Cern, Alpha and antimatter storage: why antimatter should matter to us

Sixteen minutes is not a particularly long time. It's enough time for a cup of tea, or to run two miles, if you're in good shape. But if you have a few atoms of antimatter, it may be enough time to learn about the birth of the universe.
On Sunday, scientists at the European Organization for Nuclear Research (Cern) generated excited headlines worldwide when it was announced that they had created and stored antimatter – the elusive "mirror image" of everything we see around us – in a stable state for the first time. They have managed to keep atoms of antihydrogen – the antimatter equivalent of hydrogen, the simplest element – trapped for 1,000 seconds, or 16 minutes and 40 seconds. Their previous record stood at just 172 milliseconds, or rather less than a fifth of a second. It's an exciting breakthrough, but one that may have been hard to grasp for those of us without a physics degree.
To understand it, we first need to know what matter and antimatter really are. The universe is made of subatomic particles – electrons, protons and neutrons being the best known.
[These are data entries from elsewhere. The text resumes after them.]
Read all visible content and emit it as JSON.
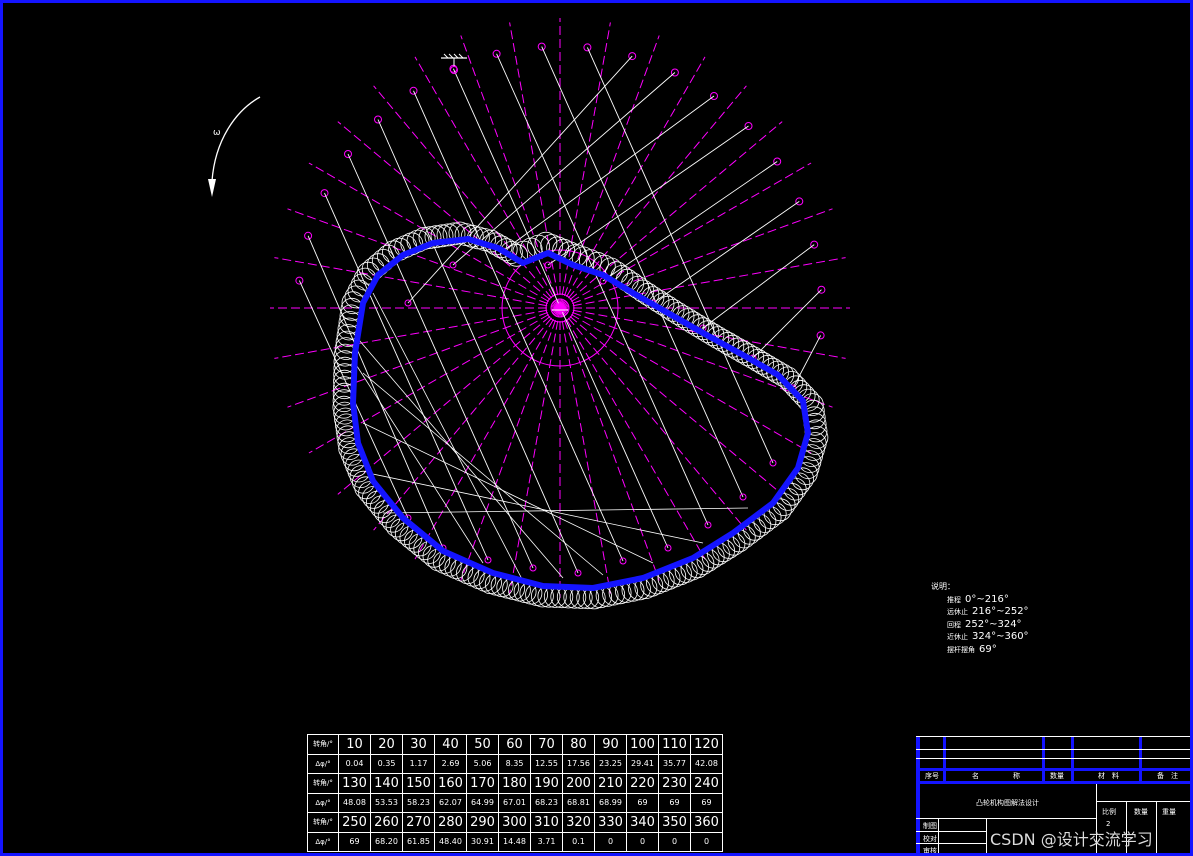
{
  "notes": {
    "header": "说明：",
    "items": [
      {
        "label": "推程",
        "value": "0°~216°"
      },
      {
        "label": "远休止",
        "value": "216°~252°"
      },
      {
        "label": "回程",
        "value": "252°~324°"
      },
      {
        "label": "近休止",
        "value": "324°~360°"
      },
      {
        "label": "摆杆摆角",
        "value": "69°"
      }
    ]
  },
  "table": {
    "angle_label": "转角/°",
    "delta_label": "Δφ/°",
    "angle_row1": [
      "10",
      "20",
      "30",
      "40",
      "50",
      "60",
      "70",
      "80",
      "90",
      "100",
      "110",
      "120"
    ],
    "delta_row1": [
      "0.04",
      "0.35",
      "1.17",
      "2.69",
      "5.06",
      "8.35",
      "12.55",
      "17.56",
      "23.25",
      "29.41",
      "35.77",
      "42.08"
    ],
    "angle_row2": [
      "130",
      "140",
      "150",
      "160",
      "170",
      "180",
      "190",
      "200",
      "210",
      "220",
      "230",
      "240"
    ],
    "delta_row2": [
      "48.08",
      "53.53",
      "58.23",
      "62.07",
      "64.99",
      "67.01",
      "68.23",
      "68.81",
      "68.99",
      "69",
      "69",
      "69"
    ],
    "angle_row3": [
      "250",
      "260",
      "270",
      "280",
      "290",
      "300",
      "310",
      "320",
      "330",
      "340",
      "350",
      "360"
    ],
    "delta_row3": [
      "69",
      "68.20",
      "61.85",
      "48.40",
      "30.91",
      "14.48",
      "3.71",
      "0.1",
      "0",
      "0",
      "0",
      "0"
    ]
  },
  "title_block": {
    "seq": "序号",
    "name_a": "名",
    "name_b": "称",
    "qty": "数量",
    "material_a": "材",
    "material_b": "料",
    "remark_a": "备",
    "remark_b": "注",
    "drawing_title": "凸轮机构图解法设计",
    "scale_label": "比例",
    "scale_value": "2",
    "count_label": "数量",
    "weight_label": "重量",
    "draw_label": "制图",
    "check_label": "校对",
    "review_label": "审核"
  },
  "watermark": "CSDN @设计交流学习",
  "colors": {
    "background": "#000000",
    "frame": "#1414ff",
    "cam_profile": "#1414ff",
    "construction_lines": "#ff00ff",
    "lines": "#ffffff"
  },
  "icons": {
    "rotation": "curved-arrow-icon",
    "pivot": "ground-pivot-icon"
  }
}
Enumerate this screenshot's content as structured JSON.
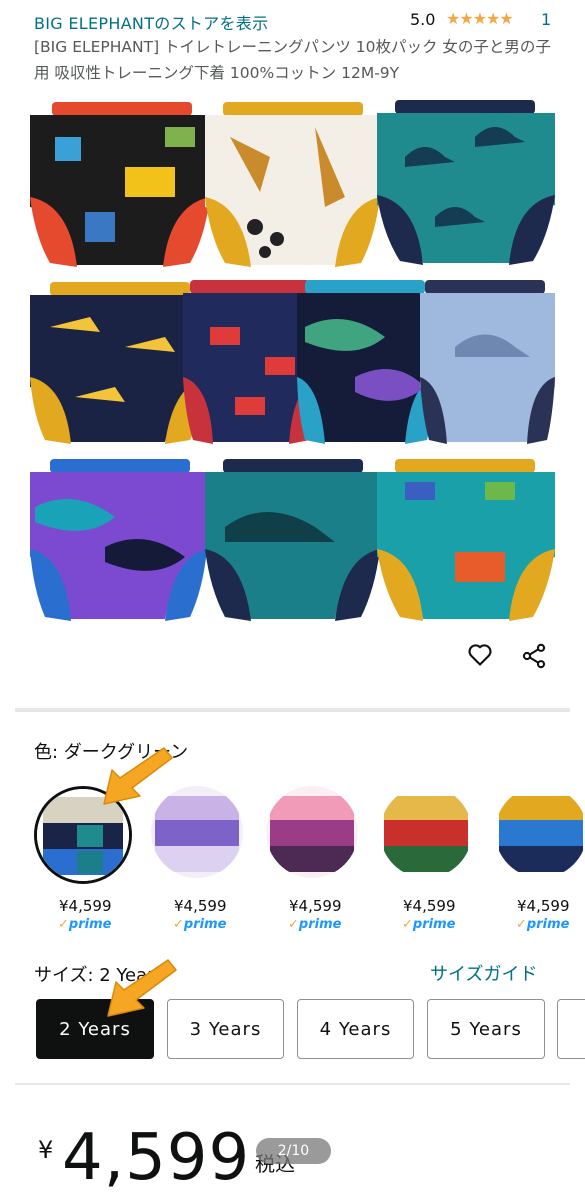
{
  "header": {
    "store_link": "BIG ELEPHANTのストアを表示",
    "rating": "5.0",
    "stars": "★★★★★",
    "rating_count": "1",
    "title": "[BIG ELEPHANT] トイレトレーニングパンツ 10枚パック 女の子と男の子用 吸収性トレーニング下着 100%コットン 12M-9Y"
  },
  "actions": {
    "favorite_icon": "heart-icon",
    "share_icon": "share-icon"
  },
  "color": {
    "label": "色: ダークグリーン",
    "options": [
      {
        "price": "¥4,599",
        "prime": "prime"
      },
      {
        "price": "¥4,599",
        "prime": "prime"
      },
      {
        "price": "¥4,599",
        "prime": "prime"
      },
      {
        "price": "¥4,599",
        "prime": "prime"
      },
      {
        "price": "¥4,599",
        "prime": "prime"
      }
    ]
  },
  "size": {
    "label": "サイズ: 2 Years",
    "guide": "サイズガイド",
    "options": [
      "2 Years",
      "3 Years",
      "4 Years",
      "5 Years"
    ]
  },
  "price": {
    "currency": "¥",
    "amount": "4,599",
    "tax": "税込"
  },
  "pager": "2/10",
  "colors": {
    "link": "#007185",
    "star": "#f3a847",
    "arrow": "#f5a623",
    "prime": "#1a98ff"
  }
}
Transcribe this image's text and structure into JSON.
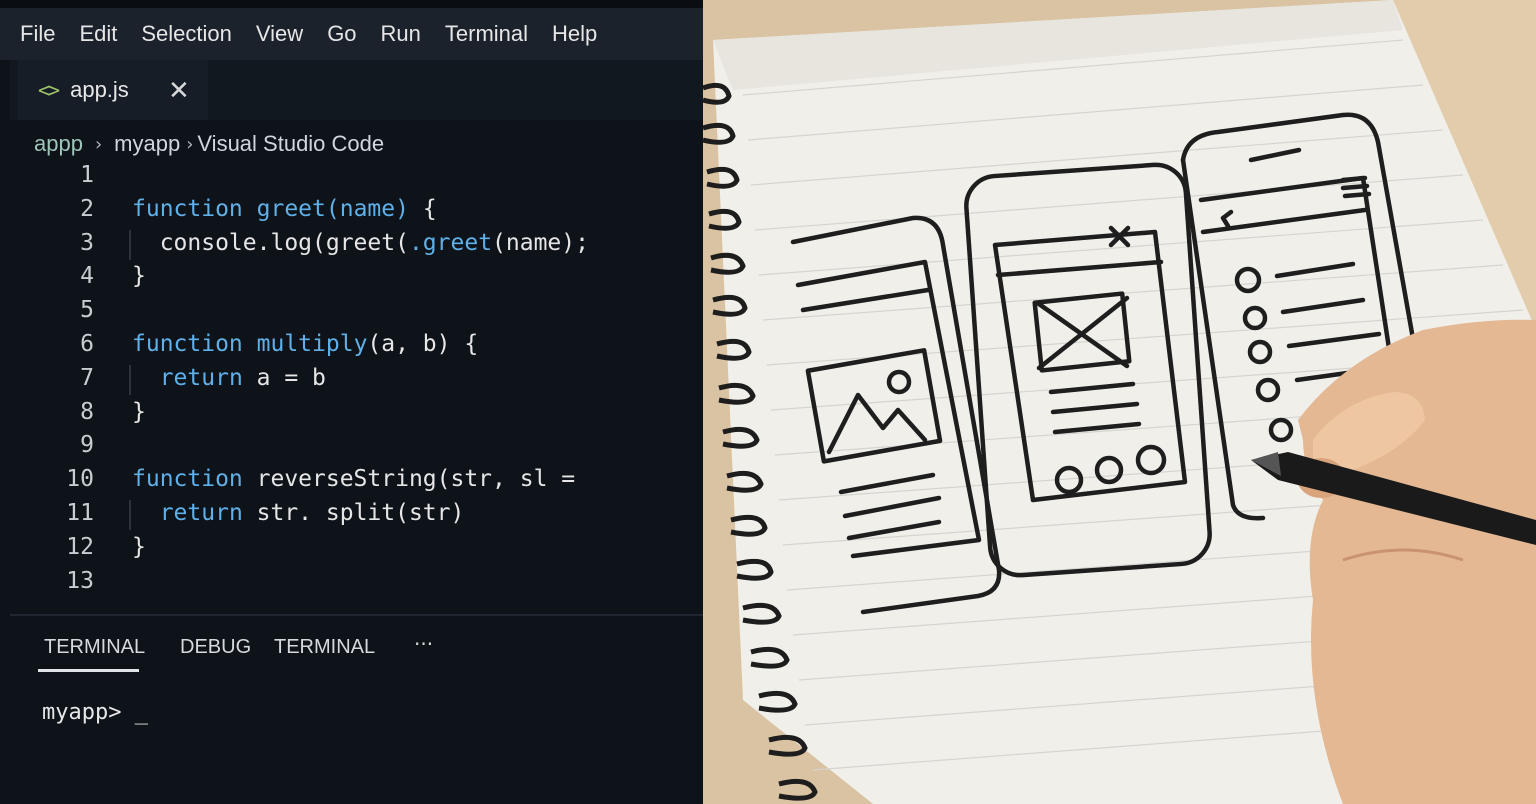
{
  "menubar": {
    "items": [
      "File",
      "Edit",
      "Selection",
      "View",
      "Go",
      "Run",
      "Terminal",
      "Help"
    ]
  },
  "tab": {
    "icon": "code-brackets-icon",
    "label": "app.js",
    "close_icon": "close-icon",
    "icon_glyph": "<>",
    "close_glyph": "✕"
  },
  "breadcrumb": {
    "items": [
      "appp",
      "myapp",
      "Visual Studio Code"
    ],
    "separator_icon": "chevron-right-icon"
  },
  "editor": {
    "lines": [
      {
        "n": "1",
        "text": ""
      },
      {
        "n": "2",
        "text": "function greet(name) {"
      },
      {
        "n": "3",
        "text": "  console.log(greet(.greet(name);"
      },
      {
        "n": "4",
        "text": "}"
      },
      {
        "n": "5",
        "text": ""
      },
      {
        "n": "6",
        "text": "function multiply(a, b) {"
      },
      {
        "n": "7",
        "text": "  return a = b"
      },
      {
        "n": "8",
        "text": "}"
      },
      {
        "n": "9",
        "text": ""
      },
      {
        "n": "10",
        "text": "function reverseString(str, sl ="
      },
      {
        "n": "11",
        "text": "  return str. split(str)"
      },
      {
        "n": "12",
        "text": "}"
      },
      {
        "n": "13",
        "text": ""
      }
    ]
  },
  "panel": {
    "tabs": [
      "TERMINAL",
      "DEBUG",
      "TERMINAL"
    ],
    "active_tab": "TERMINAL",
    "more_icon": "ellipsis-icon",
    "more_glyph": "···"
  },
  "terminal": {
    "prompt": "myapp> _"
  },
  "colors": {
    "keyword": "#5fb0e8",
    "breadcrumb_root": "#9fc4b8",
    "tab_icon": "#9fc46a"
  }
}
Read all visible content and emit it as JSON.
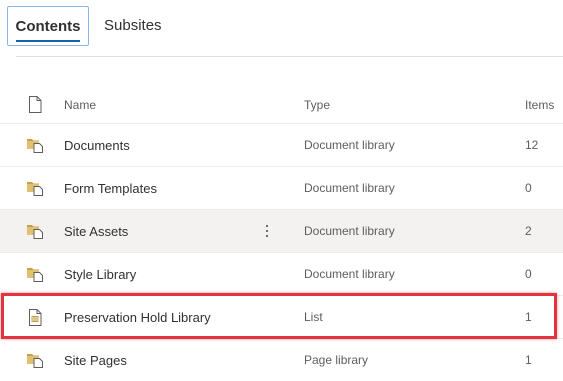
{
  "tabs": {
    "contents_label": "Contents",
    "subsites_label": "Subsites"
  },
  "table": {
    "headers": {
      "name": "Name",
      "type": "Type",
      "items": "Items"
    },
    "rows": [
      {
        "name": "Documents",
        "type": "Document library",
        "items": "12",
        "icon": "folder-library-icon"
      },
      {
        "name": "Form Templates",
        "type": "Document library",
        "items": "0",
        "icon": "folder-library-icon"
      },
      {
        "name": "Site Assets",
        "type": "Document library",
        "items": "2",
        "icon": "folder-library-icon"
      },
      {
        "name": "Style Library",
        "type": "Document library",
        "items": "0",
        "icon": "folder-library-icon"
      },
      {
        "name": "Preservation Hold Library",
        "type": "List",
        "items": "1",
        "icon": "list-document-icon"
      },
      {
        "name": "Site Pages",
        "type": "Page library",
        "items": "1",
        "icon": "folder-library-icon"
      }
    ]
  },
  "colors": {
    "accent": "#1c5fa8",
    "highlight": "#e0343f",
    "folder": "#c8a04a"
  }
}
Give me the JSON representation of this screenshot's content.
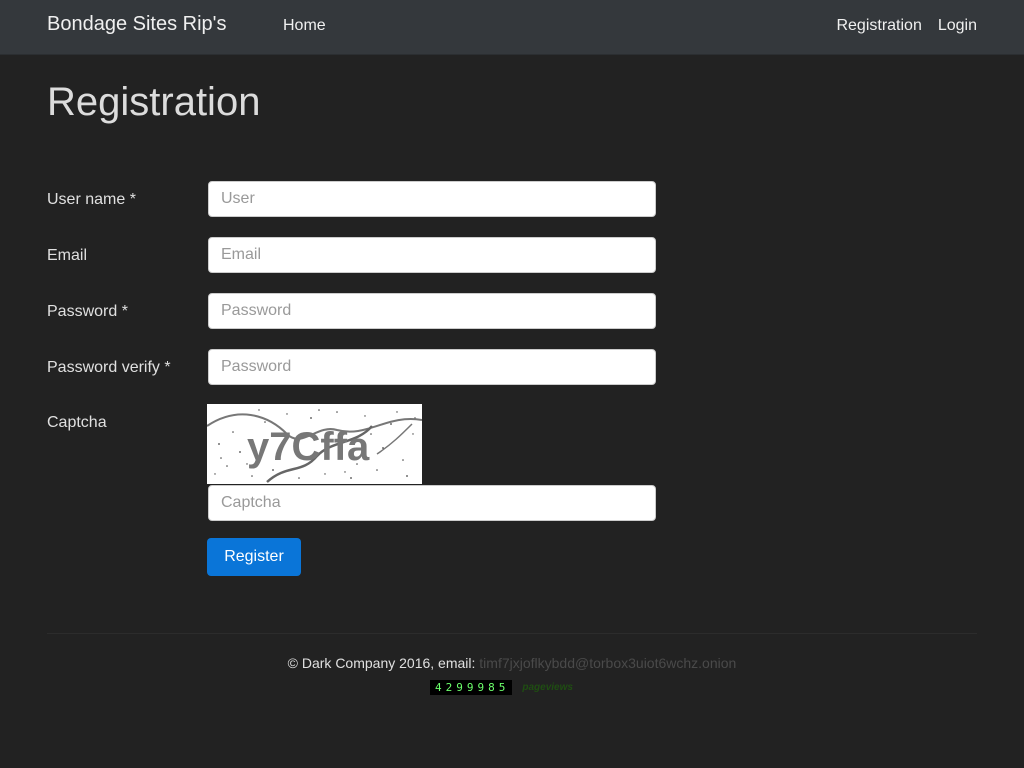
{
  "navbar": {
    "brand": "Bondage Sites Rip's",
    "home": "Home",
    "registration": "Registration",
    "login": "Login"
  },
  "page": {
    "title": "Registration"
  },
  "form": {
    "username": {
      "label": "User name *",
      "placeholder": "User",
      "value": ""
    },
    "email": {
      "label": "Email",
      "placeholder": "Email",
      "value": ""
    },
    "password": {
      "label": "Password *",
      "placeholder": "Password",
      "value": ""
    },
    "password_verify": {
      "label": "Password verify *",
      "placeholder": "Password",
      "value": ""
    },
    "captcha": {
      "label": "Captcha",
      "image_text": "y7Cffa",
      "placeholder": "Captcha",
      "value": ""
    },
    "submit_label": "Register"
  },
  "footer": {
    "copyright": "© Dark Company 2016, email: ",
    "email": "timf7jxjoflkybdd@torbox3uiot6wchz.onion",
    "counter": "4299985",
    "pageviews_label": "pageviews"
  },
  "colors": {
    "background": "#222222",
    "navbar": "#34383c",
    "primary_button": "#0a75d8"
  }
}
In 1928, the English physicist Paul Dirac, a pioneer of quantum mechanics, created a detailed mathematical model of the subatomic world – but he realised that, for his equations to work, he required a particle with the same mass as an electron, but with the opposite, "positive" charge. In 1932, an American, Carl Anderson, observed such a particle, which became known as a positron. Later, it became clear to physicists that every particle of matter had an associated antiparticle. In 1955, researchers at the University of California at Berkeley identified an antineutron and antiproton.
But studying this antimatter was not easy. When an antiparticle of any kind meets its matter counterpart, the pair annihilate each other in a small but fierce burst of energy. An atom of antihydrogen, consisting of a positron and an antiproton, would instantly vanish upon contact with any matter. The only way to store antimatter, then, is to keep it in a magnetic field.
Until very recently, that meant that only subatomic antiparticles could be stored and studied because only charged antiparticles, antiprotons and positrons, can be manipulated by a magnetic field. Whole atoms do not have an electric charge and so magnets were of limited use.